The fatal shooting at Great Mills High School ended when the shooter killed himself as a school resource officer simultaneously shot him in the hand, police said.
Police released a timeline and several 911 call recordings about Tuesday's shooting, in which police say 17-year-old Austin Wyatt Rollins injured one student and killed his ex-girlfriend, 16-year-old Jaelynn Willey.
Rollins arrived at school about 7:50 a.m., police said. Police say he walked through the main entrance of the school carrying a handgun legally owned by his father.
Five minutes after entering the school, Rollins approached Willey in the hallway and shot her once in the head. Desmond Barnes, 14, was struck in the back of his thigh by the same bullet, police said.
Willey fell to the floor. Barnes went into a classroom to seek shelter and call 911, police said.
"I was just shot in my school," Barnes told the dispatcher.
The dispatcher said, "I'm sorry?"
"I was just shot in my school," Barnes said.
Police released the audio from Barnes' call and two others on Monday.
"There's a girl outside my door bleeding on the ground," one caller, who identified herself as a teacher, told a dispatcher as she hid in her classroom with eleven students.

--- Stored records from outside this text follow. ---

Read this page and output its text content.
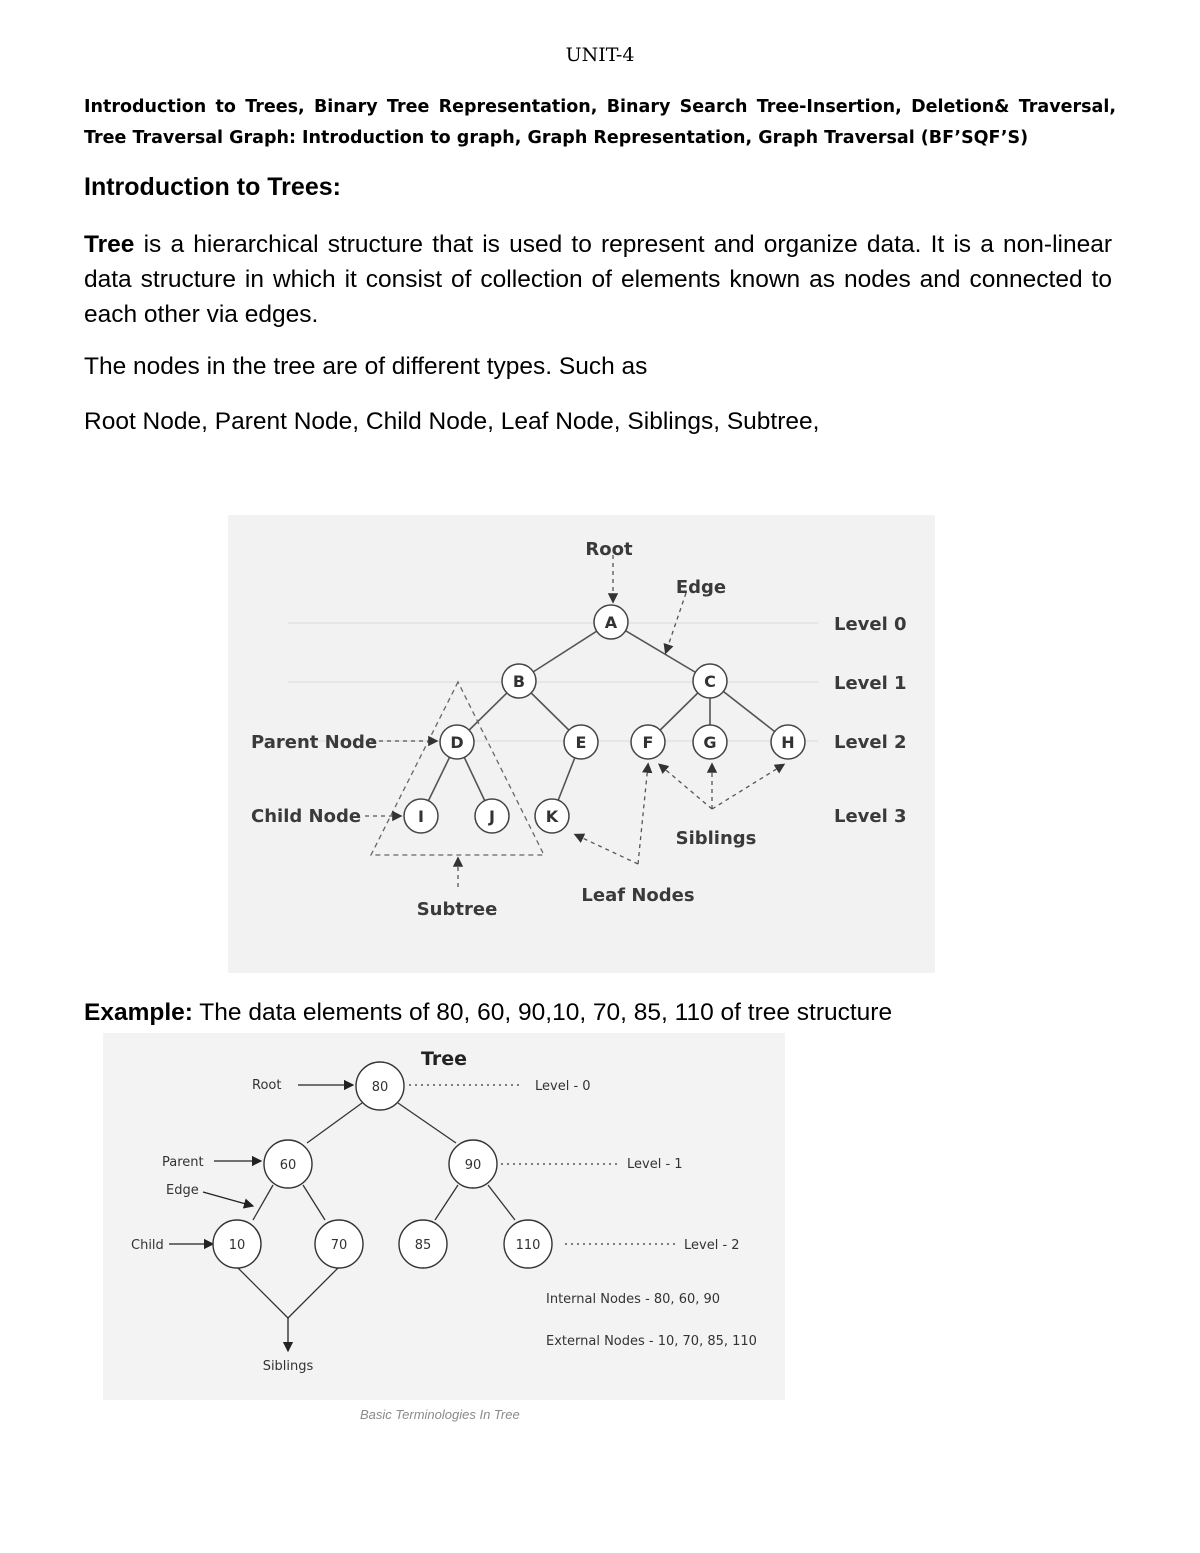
UNIT-4
Introduction to Trees, Binary Tree Representation, Binary Search Tree-Insertion, Deletion& Traversal, Tree Traversal Graph: Introduction to graph, Graph Representation, Graph Traversal (BF’SQF’S)
Introduction to Trees:
Tree is a hierarchical structure that is used to represent and organize data. It is a non-linear data structure in which it consist of collection of elements known as nodes and connected to each other via edges.
The nodes in the tree are of different types. Such as
Root Node, Parent Node, Child Node, Leaf Node, Siblings, Subtree,
A
B	C
D	E	F	G	H
I	J	K
Root
Edge
Parent Node
Child Node
Subtree
Leaf Nodes
Siblings
Level 0
Level 1
Level 2
Level 3
Example: The data elements of 80, 60, 90,10, 70, 85, 110 of tree structure
80
60	90
10	70	85	110
Tree
Root
Parent
Edge
Child
Siblings
Level - 0
Level - 1
Level - 2
Internal Nodes - 80, 60, 90
External Nodes - 10, 70, 85, 110
Basic Terminologies In Tree
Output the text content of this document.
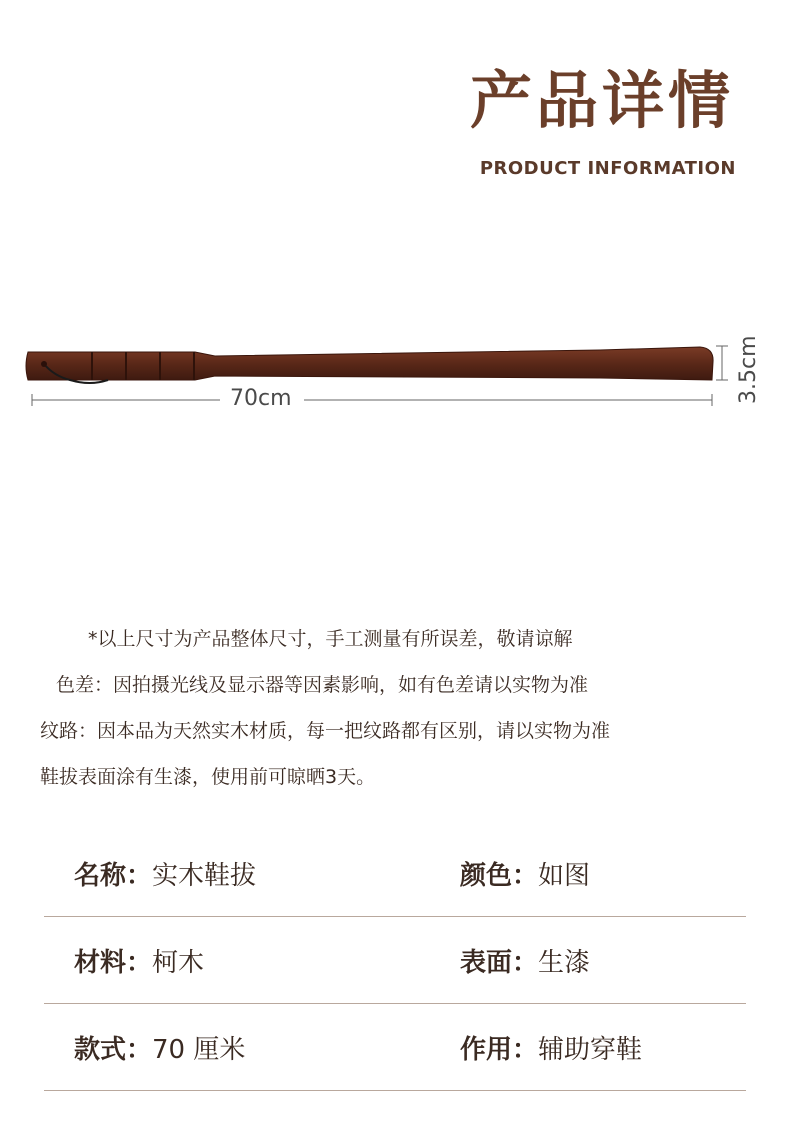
产品详情
PRODUCT INFORMATION
70cm	3.5cm
*以上尺寸为产品整体尺寸，手工测量有所误差，敬请谅解
色差：因拍摄光线及显示器等因素影响，如有色差请以实物为准
纹路：因本品为天然实木材质，每一把纹路都有区别，请以实物为准
鞋拔表面涂有生漆，使用前可晾晒3天。
名称： 实木鞋拔	颜色： 如图
材料： 柯木	表面： 生漆
款式： 70 厘米	作用： 辅助穿鞋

"I honestly didn't even realize it was a gunshot," she said. "It sounded like one of those, like, plastic bags that someone popped but it was so loud."
Rollins made his way down the hall and encountered deputy Blaine Gaskill, the school's resource officer, according to a map released by police.
Gaskill fired and hit Rollins' weapon. At the same time, Rollins turned his gun on himself and fired one fatal shot to his head, police said.
A student witness of the shooting said a police officer tried to order a student with a gun to his head to disarm before two shots were fired.
Student Isiah Tichenor told The Washington Post he saw a fellow student hold a gun to his head Tuesday and heard a police officer shout an order to put the gun down.
Willey was taken to UM Prince George's Hospital Center, where she died on Friday. Barnes was hospitalized and released.
Everytown.org defines the incidents mapped below as any time a firearm discharges a live round inside or into a school building or on or onto a school campus or grounds, as documented by the press and, when necessary, confirmed through further inquiries with law enforcement or school officials. Incidents in which guns were brought into schools but not discharged are not included.
Rollins "had a prior relationship which recently ended" with Willey, the sheriff's office said.
"All indications suggest the shooting was not a random act of violence," the statement said.
The investigation has not yet revealed any threats from Rollins.
Willey was one of nine siblings, according to a statement from the family, and a member of the swim team. She was a role model to her brothers and sisters, her family said, and helped to take care of them every day.
The handgun that the Rollins allegedly used was legally owned by his father, the St. Mary's County Sheriff's Office said in a statement issued Wednesday afternoon. However, it appeared Rollins possessed it illegally. In Maryland, a person must be 21 to possess a handgun, unless carrying one is required for employment.
Attempts to reach Rollins' family were unsuccessful.
One of the shooter's friends, 14-year-old Jordan Hutchinson, and his mother dropped off a condolence card at the Rollins home.
Jordan recalled meeting Austin five years ago during a snowstorm, and building snow forts together.
"Austin was a nice kid. We did sleepovers all the time," he said.
Great Mills High will be closed for more than a week and a half, after the school's scheduled spring break. Classes will resume April 2, the principal said in an online notice to families.
"Words cannot express the sadness and grief that our school community is feeling right now. I know that we are shaken and scared after today’s events and will struggle for some time trying to make sense of it all. I do not know exactly how, but we will find a way to overcome this tragedy," the notice said. "Now more than ever, we need to stand together as a school community to love, cherish, and support one another. We have and we will continue to stay strong, stay together, and find a way to get through this."
Counseling services are being offered.
Before they return to class, many students participated in Saturday's March for Our Lives in D.C. Hundreds of thousands of people attended the demonstration, which was organized after the Feb. 14 shooting at Marjory Stoneman Douglas High School in Florida that left 17 students and staff members dead.
"We need to be the last group this ever happens to, and we're all just very tight, and we're family, and as you can see in the chants, we are Great Mills," said Heidi Ransford, a recent graduate of Great Mills High School who knew Willey.